My current elasticsearch cluster configuration has one master node & six data nodes each on independent AWS ec2 instances.

Master t2.large [2 vcpu, 8G ram]

Each data Node r4.xlarge [4 vcpu. 30.5GB]

Number of shards = 12 [is it too low?]

Everyday I run a bulk import of 110GB data from logs.

It is imported in three steps.

First, create a new index and bulk import 50GB data.

That import runs very fast and usually completes in 50-65min

Then I run the second bulk import task of about 40GB data which is actually an update of the previously imported records. [Absolutely No new record]

That update task takes about 6 hours on average.

Is there any way to speedup/optimize the whole process to run faster?

Options I am considering

1- Increase data nodes count from current 6 to 10.

OR

2- Increase the memory/CPU on each data node.

OR

3- ditch the update part altogether and import all the data into separate indices. That will need to update the query logic in the application side as well in oder to query from multiple indices but other than that, are there any demerits for multiple indices?

OR

4- Any other option which I might have overlooked?

EDIT:

I went ahead with increasing the number of nodes as a test run and I can confirm the following results.[posting here just in case it can help someone]

Note: each node's specs remained the same as above

Current System 6 nodes 12 shards
Main insert (~50G) = 54 Min
Update      (~40G) = 5H30min

Test 1 System 10 nodes 24 shards
Main insert (~50G) = 51 Min
Update      (~40G) = 2H15min

Test 2 System 12 nodes 24 shards
Main insert (~50G) = 51 Min
Update      (~40G) = 1H36min

There is a huge improvement but still looking for suggestions though as having that many instances is economically burdensome.

1

1 Answers

0
votes

Increasing the data nodes and Increase the memory/CPU on each data node won't solve your problem as there won't be the significant difference in the indexing time.
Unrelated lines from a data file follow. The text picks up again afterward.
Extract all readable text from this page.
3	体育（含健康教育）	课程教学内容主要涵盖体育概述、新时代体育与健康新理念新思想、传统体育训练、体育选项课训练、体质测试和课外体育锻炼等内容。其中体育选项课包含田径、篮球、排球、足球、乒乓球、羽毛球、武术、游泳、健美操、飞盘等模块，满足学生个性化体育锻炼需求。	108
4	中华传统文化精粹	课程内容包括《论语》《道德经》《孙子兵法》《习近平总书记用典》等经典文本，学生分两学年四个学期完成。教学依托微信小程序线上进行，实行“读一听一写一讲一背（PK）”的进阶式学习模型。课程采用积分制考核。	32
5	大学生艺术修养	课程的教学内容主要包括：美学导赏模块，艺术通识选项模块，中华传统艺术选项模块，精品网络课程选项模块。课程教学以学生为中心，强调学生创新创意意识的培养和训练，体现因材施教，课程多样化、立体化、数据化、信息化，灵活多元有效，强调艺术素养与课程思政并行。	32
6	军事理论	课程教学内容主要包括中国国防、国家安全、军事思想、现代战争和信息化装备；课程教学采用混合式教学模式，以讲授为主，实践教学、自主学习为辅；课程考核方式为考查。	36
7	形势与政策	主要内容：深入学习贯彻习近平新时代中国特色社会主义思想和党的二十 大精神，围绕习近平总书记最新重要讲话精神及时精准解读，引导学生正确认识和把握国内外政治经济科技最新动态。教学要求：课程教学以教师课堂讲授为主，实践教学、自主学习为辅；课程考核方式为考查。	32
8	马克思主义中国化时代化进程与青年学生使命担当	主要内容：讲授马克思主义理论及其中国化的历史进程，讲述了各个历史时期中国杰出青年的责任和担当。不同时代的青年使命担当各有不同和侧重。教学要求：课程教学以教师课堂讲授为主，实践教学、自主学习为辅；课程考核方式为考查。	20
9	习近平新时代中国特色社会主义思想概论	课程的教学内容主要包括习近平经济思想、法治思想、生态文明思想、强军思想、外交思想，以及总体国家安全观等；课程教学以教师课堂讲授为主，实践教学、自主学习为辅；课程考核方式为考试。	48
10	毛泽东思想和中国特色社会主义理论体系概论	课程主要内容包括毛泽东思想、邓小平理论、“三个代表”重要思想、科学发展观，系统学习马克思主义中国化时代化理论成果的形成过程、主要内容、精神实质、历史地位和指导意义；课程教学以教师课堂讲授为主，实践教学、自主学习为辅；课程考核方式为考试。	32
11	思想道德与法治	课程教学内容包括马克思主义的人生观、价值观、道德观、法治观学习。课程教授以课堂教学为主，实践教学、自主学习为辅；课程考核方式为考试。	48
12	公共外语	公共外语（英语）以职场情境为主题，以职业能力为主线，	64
Since, Updates requires Elasticsearch to first find the document and then overwrite it by creating a new index with a new version number and then deleting the old index, which tends to get slower the larger the shards get. The option 3 that you purpose will be the one of an ideal solution for it, but it can impact your querying time as it has to search in two different indices. You can avoid that by introducing a field called 'type' in the same index which can be used to distinguish the documents which will make it easy to write the query for the Es index and as well as time to fetch.

For Eg:(Your index will look something like that with the type you could fetch data )

    { 
      data:'some data'
      type:'first-inserted'

    },

   { 
      data:'some data'
      type:'second-inserted'

    }